Economic Justice: The Poor People's Campaign; the nature of business
Editor's note: This post is part of a series by Dr. Baker on Our Values about core American values. This week, Dr. Baker is discussing economic justice, along with capitalism and socialism.
Monday was Martin Luther King Jr. Day, the official federal holiday honoring the birthday of the civil rights leader. Race equality was his first concern, but he increasingly emphasized economic justice in his campaigns.
The billions of dollars spent on the Vietnam War, he thought, had diverted attention and resources away from the millions of Americans, especially people of color, who lived their lives in poverty. Combatting entrenched systems of poverty became a major focus in the final years of King’s life. He was killed in 1968 while visiting Memphis to help rally sanitation workers on strike after years of unfair treatment.
The flaws in our society, King said in speeches and in his writings, were not superficial but systematic. In a Testament of Hope, published after his death in 1968, he said that "radical reconstruction of society itself is the real issue to be faced.”"
A step in that direction was the Poor People’s Campaign, which he and the Southern Christian Leadership Conference organized in 1967 and launched in 1968. The focus of the Poor People's Campaign was jobs, income and housing.

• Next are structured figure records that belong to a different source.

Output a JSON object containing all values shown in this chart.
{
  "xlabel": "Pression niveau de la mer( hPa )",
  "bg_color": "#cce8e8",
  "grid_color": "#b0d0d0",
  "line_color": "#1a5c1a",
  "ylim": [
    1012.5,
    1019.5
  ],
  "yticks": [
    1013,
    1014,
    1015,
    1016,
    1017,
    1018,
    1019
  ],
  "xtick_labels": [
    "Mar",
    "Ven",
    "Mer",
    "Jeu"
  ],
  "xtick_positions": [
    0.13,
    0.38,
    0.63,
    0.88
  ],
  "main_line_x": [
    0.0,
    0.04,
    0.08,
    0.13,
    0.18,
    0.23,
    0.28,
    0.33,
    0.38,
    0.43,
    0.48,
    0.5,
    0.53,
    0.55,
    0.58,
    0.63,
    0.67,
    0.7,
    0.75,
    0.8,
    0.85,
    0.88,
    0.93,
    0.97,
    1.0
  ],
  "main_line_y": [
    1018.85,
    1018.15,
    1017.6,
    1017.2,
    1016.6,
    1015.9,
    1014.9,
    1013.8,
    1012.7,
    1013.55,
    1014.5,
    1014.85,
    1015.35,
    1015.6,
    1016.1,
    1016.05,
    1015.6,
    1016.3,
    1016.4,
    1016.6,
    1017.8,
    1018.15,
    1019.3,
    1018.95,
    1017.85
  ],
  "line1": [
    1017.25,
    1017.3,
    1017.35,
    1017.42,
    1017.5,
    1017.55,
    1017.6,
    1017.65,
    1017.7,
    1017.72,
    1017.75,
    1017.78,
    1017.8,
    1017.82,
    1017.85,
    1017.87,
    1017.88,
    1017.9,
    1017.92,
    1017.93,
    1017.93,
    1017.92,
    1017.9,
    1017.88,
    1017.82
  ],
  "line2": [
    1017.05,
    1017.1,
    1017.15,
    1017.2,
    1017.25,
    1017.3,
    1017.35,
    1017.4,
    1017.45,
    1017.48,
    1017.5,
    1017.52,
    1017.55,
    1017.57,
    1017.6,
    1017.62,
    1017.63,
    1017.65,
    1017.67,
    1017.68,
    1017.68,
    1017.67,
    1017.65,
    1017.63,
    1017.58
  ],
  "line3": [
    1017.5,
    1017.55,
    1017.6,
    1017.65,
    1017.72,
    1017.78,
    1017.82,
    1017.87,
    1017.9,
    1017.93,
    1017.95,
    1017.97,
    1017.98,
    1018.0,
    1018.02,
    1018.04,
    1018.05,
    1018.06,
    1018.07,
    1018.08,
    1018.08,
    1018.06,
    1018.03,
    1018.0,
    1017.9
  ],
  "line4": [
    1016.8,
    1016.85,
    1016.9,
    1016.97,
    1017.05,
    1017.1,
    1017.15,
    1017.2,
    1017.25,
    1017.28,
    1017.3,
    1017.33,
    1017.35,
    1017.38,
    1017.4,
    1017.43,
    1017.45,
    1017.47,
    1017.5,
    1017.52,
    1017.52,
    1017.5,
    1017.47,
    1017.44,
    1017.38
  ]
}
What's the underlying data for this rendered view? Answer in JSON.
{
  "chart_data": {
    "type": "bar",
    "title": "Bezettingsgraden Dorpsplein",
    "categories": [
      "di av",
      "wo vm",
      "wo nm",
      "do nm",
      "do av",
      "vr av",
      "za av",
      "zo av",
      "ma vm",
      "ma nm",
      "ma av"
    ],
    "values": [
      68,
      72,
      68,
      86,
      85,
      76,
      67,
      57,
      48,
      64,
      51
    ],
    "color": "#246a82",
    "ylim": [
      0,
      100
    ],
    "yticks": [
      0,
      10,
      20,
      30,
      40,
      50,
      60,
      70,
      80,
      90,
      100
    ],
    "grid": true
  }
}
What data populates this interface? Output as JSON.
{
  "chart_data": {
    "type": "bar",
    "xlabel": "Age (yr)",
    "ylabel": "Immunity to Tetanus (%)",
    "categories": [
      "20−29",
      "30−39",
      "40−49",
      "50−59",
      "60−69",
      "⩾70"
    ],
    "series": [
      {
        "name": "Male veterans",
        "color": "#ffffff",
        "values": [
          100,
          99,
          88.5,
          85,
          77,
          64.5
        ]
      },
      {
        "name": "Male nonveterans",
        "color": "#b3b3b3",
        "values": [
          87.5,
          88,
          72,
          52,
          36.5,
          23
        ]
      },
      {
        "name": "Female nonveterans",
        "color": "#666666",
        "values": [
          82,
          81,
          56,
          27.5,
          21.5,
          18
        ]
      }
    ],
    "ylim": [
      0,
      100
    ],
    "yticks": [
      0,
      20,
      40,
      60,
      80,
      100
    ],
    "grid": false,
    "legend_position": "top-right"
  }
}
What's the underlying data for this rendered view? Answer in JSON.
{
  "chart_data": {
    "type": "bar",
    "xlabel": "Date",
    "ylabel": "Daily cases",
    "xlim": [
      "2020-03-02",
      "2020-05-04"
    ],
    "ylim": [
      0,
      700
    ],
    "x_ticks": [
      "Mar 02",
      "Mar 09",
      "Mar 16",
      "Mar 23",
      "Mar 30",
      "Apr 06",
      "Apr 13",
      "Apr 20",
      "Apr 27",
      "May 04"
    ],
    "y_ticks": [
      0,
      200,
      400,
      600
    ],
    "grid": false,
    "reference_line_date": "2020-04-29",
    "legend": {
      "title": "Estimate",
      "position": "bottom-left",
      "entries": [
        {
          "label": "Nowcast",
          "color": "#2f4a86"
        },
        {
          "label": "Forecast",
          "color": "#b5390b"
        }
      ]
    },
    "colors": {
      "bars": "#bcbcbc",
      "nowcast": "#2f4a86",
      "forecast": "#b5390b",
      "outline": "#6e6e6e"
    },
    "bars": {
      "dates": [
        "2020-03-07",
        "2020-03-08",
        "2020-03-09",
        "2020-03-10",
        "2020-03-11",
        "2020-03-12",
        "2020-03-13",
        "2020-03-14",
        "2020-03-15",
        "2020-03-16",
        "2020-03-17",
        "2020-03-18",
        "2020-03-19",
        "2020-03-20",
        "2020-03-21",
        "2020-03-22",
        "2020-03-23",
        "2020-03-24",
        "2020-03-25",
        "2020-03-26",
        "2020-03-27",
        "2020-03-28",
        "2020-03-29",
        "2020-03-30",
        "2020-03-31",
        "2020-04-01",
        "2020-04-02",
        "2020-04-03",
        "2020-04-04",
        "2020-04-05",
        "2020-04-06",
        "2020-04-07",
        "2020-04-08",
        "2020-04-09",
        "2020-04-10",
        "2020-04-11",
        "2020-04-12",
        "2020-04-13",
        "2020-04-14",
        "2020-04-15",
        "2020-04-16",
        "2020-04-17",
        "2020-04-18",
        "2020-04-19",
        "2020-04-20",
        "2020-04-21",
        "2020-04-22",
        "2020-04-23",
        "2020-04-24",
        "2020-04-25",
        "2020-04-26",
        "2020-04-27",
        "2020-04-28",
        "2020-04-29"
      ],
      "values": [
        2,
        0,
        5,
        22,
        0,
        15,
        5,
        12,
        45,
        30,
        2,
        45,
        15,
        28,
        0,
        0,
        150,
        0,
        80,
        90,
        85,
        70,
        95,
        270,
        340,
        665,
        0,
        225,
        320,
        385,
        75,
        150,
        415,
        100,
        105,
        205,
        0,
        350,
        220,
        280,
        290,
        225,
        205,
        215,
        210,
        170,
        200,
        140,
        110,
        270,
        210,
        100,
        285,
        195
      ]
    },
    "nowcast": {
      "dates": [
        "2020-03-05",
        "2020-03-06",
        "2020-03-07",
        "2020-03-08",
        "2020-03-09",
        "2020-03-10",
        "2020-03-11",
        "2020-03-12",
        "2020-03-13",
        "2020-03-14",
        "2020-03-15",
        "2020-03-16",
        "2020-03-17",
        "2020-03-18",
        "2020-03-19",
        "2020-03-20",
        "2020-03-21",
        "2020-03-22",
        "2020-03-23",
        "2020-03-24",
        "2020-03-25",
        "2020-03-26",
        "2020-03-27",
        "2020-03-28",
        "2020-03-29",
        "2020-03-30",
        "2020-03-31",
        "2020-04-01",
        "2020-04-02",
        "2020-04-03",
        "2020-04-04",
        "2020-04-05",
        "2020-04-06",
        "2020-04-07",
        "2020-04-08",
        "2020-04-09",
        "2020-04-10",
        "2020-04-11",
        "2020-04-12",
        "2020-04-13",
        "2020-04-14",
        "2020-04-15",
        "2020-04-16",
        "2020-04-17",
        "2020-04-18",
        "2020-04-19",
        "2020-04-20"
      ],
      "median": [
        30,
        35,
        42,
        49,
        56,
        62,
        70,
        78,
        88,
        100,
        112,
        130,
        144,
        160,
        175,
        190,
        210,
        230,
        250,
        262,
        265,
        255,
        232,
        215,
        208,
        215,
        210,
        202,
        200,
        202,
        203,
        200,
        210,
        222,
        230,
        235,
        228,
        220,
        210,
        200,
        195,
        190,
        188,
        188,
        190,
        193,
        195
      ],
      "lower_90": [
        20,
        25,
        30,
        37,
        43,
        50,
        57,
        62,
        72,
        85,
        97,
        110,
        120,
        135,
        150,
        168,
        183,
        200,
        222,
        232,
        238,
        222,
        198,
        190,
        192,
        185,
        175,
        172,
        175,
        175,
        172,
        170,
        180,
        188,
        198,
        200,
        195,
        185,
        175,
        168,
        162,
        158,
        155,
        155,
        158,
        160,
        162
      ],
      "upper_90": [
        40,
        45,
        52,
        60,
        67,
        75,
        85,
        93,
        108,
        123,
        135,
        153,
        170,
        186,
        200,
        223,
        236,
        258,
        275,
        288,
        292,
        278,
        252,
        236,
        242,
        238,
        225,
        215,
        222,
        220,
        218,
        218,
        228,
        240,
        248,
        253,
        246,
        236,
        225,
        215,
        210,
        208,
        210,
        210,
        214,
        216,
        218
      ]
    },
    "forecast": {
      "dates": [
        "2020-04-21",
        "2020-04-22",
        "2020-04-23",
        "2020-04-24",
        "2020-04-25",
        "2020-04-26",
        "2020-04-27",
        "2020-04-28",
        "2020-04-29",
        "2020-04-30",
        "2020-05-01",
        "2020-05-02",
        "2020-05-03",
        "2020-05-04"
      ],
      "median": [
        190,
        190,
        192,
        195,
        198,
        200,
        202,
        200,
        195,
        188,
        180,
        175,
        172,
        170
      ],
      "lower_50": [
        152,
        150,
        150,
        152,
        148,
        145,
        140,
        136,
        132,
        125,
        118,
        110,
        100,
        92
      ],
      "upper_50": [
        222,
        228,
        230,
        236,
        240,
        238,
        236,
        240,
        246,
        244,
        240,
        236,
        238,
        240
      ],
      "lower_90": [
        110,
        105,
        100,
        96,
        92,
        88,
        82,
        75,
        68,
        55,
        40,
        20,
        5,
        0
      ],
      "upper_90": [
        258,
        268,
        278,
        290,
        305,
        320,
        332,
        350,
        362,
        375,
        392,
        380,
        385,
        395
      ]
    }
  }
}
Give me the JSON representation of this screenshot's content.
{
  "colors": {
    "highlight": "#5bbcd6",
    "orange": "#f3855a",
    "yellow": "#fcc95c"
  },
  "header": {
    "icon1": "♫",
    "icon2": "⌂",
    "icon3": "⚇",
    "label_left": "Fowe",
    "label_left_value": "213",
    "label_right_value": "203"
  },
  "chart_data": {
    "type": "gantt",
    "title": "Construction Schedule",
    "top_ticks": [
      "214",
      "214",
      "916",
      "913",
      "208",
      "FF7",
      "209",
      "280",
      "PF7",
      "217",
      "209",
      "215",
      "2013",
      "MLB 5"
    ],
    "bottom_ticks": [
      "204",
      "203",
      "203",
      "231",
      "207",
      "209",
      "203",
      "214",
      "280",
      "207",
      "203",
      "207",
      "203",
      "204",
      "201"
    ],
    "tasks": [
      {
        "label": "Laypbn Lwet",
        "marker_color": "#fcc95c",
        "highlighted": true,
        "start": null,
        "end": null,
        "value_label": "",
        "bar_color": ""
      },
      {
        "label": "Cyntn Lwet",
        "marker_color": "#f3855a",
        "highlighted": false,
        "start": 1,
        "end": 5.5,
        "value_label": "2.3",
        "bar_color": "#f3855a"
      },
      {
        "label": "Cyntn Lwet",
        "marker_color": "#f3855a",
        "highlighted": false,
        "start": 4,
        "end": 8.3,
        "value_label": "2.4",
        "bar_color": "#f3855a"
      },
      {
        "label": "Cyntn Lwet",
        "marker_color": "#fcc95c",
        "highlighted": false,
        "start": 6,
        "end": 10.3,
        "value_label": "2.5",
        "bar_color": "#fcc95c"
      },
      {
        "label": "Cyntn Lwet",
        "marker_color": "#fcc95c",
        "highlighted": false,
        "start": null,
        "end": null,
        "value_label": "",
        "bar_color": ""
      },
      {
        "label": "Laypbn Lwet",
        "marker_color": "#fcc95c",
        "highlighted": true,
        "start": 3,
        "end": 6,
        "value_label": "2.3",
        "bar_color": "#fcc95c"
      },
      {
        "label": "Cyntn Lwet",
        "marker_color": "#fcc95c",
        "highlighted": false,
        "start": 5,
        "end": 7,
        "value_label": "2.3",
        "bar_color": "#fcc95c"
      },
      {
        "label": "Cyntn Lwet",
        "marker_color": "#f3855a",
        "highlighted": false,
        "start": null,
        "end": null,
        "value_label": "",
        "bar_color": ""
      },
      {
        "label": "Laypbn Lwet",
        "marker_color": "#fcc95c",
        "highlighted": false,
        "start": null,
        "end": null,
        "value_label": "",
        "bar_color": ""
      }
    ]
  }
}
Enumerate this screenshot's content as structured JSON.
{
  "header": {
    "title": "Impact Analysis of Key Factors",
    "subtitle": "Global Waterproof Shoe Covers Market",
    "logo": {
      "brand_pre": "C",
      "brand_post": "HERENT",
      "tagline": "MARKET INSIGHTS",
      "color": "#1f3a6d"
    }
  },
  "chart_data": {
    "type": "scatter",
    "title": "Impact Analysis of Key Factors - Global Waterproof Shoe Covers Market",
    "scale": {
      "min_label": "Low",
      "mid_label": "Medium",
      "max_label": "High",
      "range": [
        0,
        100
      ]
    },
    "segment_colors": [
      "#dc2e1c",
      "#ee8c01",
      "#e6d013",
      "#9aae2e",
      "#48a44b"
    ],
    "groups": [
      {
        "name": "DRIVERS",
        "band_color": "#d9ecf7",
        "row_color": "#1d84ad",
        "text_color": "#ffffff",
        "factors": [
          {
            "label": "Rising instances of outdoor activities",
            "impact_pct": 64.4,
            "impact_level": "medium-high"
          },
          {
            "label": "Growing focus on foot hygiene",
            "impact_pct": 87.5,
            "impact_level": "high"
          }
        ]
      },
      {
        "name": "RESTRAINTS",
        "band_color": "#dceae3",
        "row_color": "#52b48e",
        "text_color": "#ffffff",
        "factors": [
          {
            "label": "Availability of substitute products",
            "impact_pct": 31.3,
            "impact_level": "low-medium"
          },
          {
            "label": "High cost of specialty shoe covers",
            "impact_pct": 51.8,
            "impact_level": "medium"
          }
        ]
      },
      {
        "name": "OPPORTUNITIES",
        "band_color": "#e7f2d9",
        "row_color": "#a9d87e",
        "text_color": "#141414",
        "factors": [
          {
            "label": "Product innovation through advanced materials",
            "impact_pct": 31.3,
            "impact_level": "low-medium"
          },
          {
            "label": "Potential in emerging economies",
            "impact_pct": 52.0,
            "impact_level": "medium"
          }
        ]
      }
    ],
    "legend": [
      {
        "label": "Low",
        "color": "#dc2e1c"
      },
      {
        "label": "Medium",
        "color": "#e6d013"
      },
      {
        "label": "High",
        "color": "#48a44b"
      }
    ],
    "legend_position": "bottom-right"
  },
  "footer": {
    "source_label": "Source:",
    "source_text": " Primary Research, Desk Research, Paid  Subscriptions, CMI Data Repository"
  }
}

The assassination of King sapped the energy of the Poor People’s Campaign. There were some events held after his death, but the campaign largely stalled. In 2003, there was an effort in Chicago to resurrect the campaign.
Now, more than 40 years after King’s death, we’ve spent trillions on new wars. The wealth gap is wider than ever. And, millions of Americans live in poverty.
What are you thinking today?
Do we need a renewed Poor People’s Campaign?
Mitt, vulture charges & nature of business
Presidential hopeful Mitt Romney argues that his success in private business is a major qualification to run the country. In 1984, he co-founded Bain Capital, a private equity firm that has invested in or acquired many well-known companies, such as Burger King, Domino’s Pizza, Staples, and The Weather Channel. Bain now has total assets of over $66 billion.
Private equity firms, like Bain, consist "of investors and funds that make investments directly into private companies or conduct buyouts of public companies that result in a delisting of public equity," according to Investopedia. The role of these firms is not without controversy.
It is ironic that two of Romney’s GOP contenders, Rick Perry and Newt Gingrich, argue that firms like Bain are "vulture capitalists" rather than venture capitalists. In quote widely circulated on the web, Perry said, "They're just vultures. They swoop in, eat the carcass and leave the skeleton."
That's ironic because free markets and unfettered capitalism are stereotypical Republican positions. Such criticisms are usually expected from Democrats, not from strong conservatives like Gingrich or Perry.
Romney counters their claims by saying that he was mainly a job creator, not a job destroyer. By investing in new technologies, strengthening a company's financial resources, or helping companies run more efficiently, private equity firms strengthen the economy and create jobs. Of course, the hope of all private equity investors is that they will make a fortune in the process.
The weight of public opinion appears to be on Romney's side. Fifty-five percent of voters say his business record is a good reason to vote for him, according to a new poll by Rasmussen Reports. Only 20 percent say it's a good reason to vote against him. And, 57 percent of voters believe that venture capital firms are better able to create jobs than the government. Only 25 percent say government programs are better.
Putting aside the brouhaha over Bain Capital, this Republican-led debate raises a deeper question: What’s the purpose of business anyway? The classic answer, of course, is to maximize shareholder wealth. By focusing on that, the standard line goes, everyone will be better off.
Another view is that the purpose of business is to benefit society, not to maximize shareholder wealth. This view was espoused by a CEO of a large manufacturing company. This view, he told me, often sparks a heated debate with his CEO peers.
What do you make of the brouhaha over Bain and Romney?
What is the purpose of business anyway?